I want to thank the people who have been close and supported me, especially my wife, Hanh, my parents, my children, and my Ph.D. advisor (Dr. Tommy Dang from Texas Tech University).
About the reviewers
Yiqiao Yin is a senior data scientist at an S&P 500 company LabCorp, developing AI-driven solutions for drug diagnostics and development. He has a BA in mathematics and a BSc in finance from the University of Rochester. He was a PhD student in statistics at Columbia University and has a wide range of research interests in representation learning: feature learning, deep learning, computer vision, and natural language processing.
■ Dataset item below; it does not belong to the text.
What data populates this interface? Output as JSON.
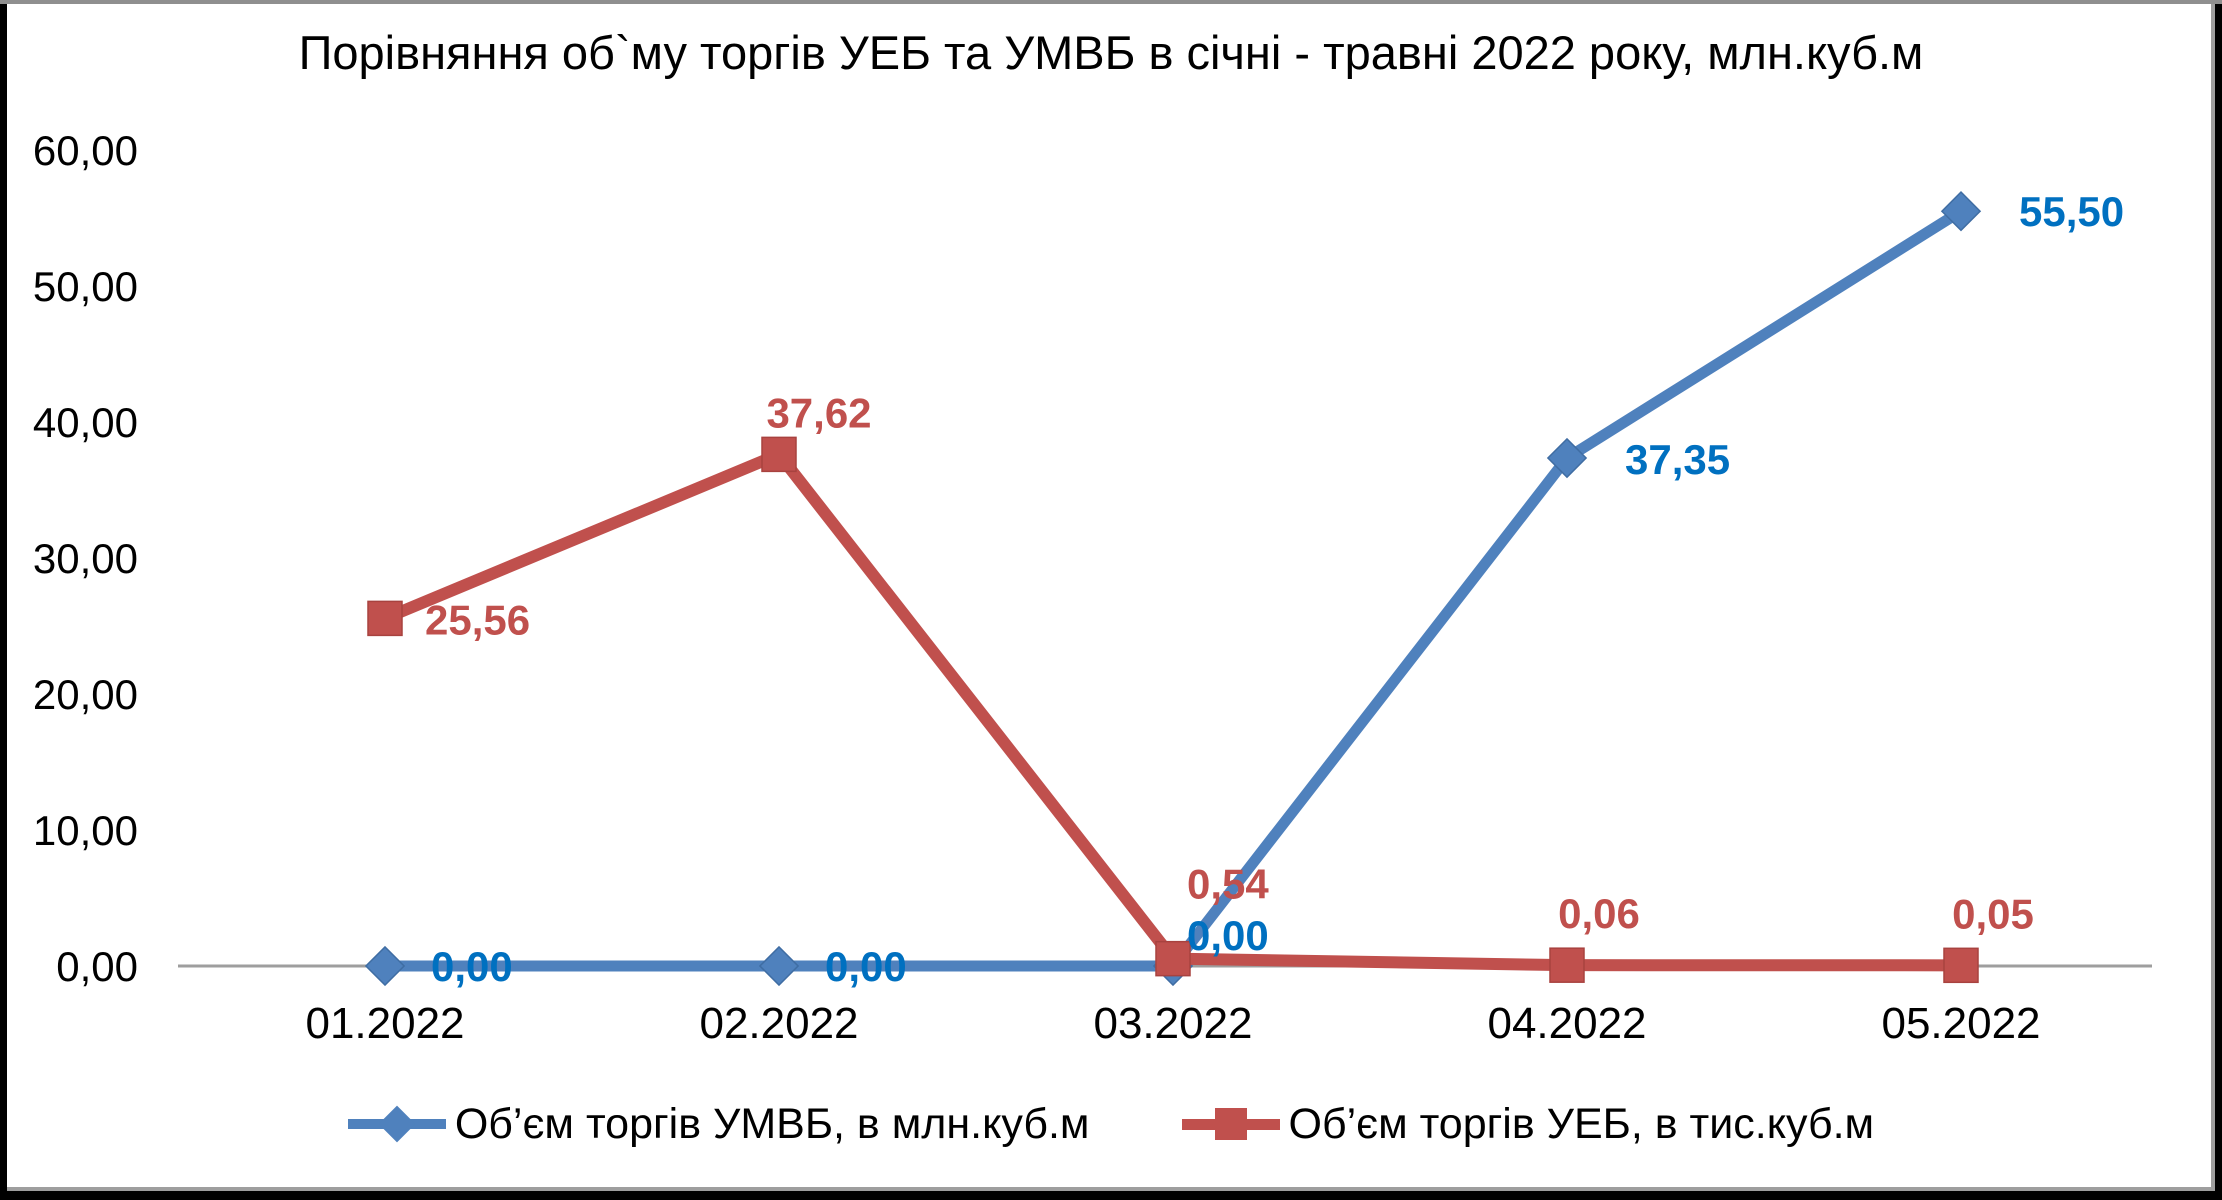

He has held professional positions as an enterprise-level data scientist at EURO STOXX 50 company Bayer, a quantitative researcher at AQR, working on alternative quantitative strategies to portfolio management and factor-based trading, and an equity trader at T3 Trading on Wall Street.
Nikita Dalvi is a highly skilled and experienced technical professional, currently pursuing a masters degree in computing and data science at Sam Houston State University. With a background in information and technology, she has honed her skills in programming languages such as Java and Python over the past five years, having worked with prestigious organizations such as Deloitte and Tech Mahindra. Driven by her passion for programming, she has taught herself new languages and technologies over the years and stayed up to date with the latest industry trends and best practices.